How Trust Litigation Works in Texas

A trust is a legal entity into which a person transfers his assets.  It is a way for him to avoid probate and reduce estate taxes upon his death. Trusts have beneficiaries, people or entities that benefit from the trust, and they have a trustee, a person or entity that administers and manages the trust.  Most trusts run fairly smoothly, but sometimes problems arise and result in trust litigation.

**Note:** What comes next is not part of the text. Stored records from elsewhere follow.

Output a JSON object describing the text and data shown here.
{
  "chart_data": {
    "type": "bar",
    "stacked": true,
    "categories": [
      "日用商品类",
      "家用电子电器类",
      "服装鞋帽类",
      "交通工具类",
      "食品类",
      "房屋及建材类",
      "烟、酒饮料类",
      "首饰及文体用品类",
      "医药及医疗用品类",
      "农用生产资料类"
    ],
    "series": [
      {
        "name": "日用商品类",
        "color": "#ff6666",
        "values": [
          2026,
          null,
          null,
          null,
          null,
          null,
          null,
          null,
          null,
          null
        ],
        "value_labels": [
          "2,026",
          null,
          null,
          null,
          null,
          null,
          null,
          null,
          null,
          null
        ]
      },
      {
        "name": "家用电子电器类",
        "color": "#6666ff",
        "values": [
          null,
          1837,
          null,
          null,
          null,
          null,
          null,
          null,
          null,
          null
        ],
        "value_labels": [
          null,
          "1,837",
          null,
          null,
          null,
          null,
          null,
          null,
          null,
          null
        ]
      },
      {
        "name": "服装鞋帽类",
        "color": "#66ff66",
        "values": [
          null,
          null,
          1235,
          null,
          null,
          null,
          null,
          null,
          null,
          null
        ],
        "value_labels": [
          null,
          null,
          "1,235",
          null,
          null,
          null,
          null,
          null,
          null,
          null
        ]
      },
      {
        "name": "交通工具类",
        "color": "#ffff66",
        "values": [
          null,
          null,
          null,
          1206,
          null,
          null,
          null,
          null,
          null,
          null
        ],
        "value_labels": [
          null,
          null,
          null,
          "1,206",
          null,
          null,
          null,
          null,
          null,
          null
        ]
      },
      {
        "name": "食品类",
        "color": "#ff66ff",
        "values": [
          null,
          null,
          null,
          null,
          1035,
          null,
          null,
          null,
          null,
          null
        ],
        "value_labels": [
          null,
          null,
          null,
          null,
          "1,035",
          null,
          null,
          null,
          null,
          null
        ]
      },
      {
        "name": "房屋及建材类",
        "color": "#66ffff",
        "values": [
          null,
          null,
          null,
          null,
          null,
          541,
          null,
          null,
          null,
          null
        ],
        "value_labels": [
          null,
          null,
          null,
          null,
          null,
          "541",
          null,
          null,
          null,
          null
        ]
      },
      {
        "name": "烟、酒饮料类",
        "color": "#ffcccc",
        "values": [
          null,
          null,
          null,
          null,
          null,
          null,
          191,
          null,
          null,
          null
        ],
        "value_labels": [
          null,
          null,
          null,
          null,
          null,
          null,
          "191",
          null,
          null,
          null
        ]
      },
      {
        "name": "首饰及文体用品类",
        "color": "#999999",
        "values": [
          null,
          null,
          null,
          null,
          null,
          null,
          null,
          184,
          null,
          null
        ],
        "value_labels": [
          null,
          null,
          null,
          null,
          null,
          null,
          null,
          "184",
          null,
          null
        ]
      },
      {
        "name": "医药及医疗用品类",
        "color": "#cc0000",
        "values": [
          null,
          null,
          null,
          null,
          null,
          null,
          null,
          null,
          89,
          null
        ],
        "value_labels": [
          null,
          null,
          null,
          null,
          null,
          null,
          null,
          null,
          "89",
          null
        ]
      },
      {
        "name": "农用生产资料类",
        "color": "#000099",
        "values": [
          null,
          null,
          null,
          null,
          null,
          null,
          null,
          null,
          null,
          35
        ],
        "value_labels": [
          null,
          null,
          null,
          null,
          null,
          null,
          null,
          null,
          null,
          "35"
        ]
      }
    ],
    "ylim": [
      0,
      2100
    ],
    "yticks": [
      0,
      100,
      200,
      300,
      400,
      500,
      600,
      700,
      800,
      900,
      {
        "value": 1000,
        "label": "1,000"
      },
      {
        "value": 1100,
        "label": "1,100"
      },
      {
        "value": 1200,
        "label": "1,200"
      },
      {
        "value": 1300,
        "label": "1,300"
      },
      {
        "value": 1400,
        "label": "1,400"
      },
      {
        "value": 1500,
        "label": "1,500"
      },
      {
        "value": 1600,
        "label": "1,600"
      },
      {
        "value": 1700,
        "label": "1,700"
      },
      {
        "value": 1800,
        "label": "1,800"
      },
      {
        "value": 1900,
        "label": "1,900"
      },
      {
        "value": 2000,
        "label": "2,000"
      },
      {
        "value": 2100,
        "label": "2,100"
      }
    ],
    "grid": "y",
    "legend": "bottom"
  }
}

Under Texas law, a trustee, also known as a fiduciary, has specific duties.  These duties include being loyal to the beneficiaries, not delegating responsibilities, keeping accurate accounts, furnishing information to beneficiaries upon request, exercising reasonable skill and care, prudently managing trust assets, defending the trust against third-party claims, keeping trust funds separate from other money accounts and more. If a beneficiary feels that the trustee has failed in any of these duties, whether due to incompetence, fraud or other reasons, then he can take the trustee to court to recover damages.

Texas’ statute of limitations – the time frame in which the aggrieved party may file suit – is four years from the date that the aggrieved party claims that the trustee mismanaged the trust.  In some cases, the court can stop the statute of limitations from running to extend the time to file.

If a judge determines that the trustee has breached his fiduciary duty and harmed the beneficiaries, then the trustee is responsible for the difference between the benefits that the beneficiaries received from the trust and the benefits that they would have received if no breach had occurred.  The idea is to make the beneficiaries whole again.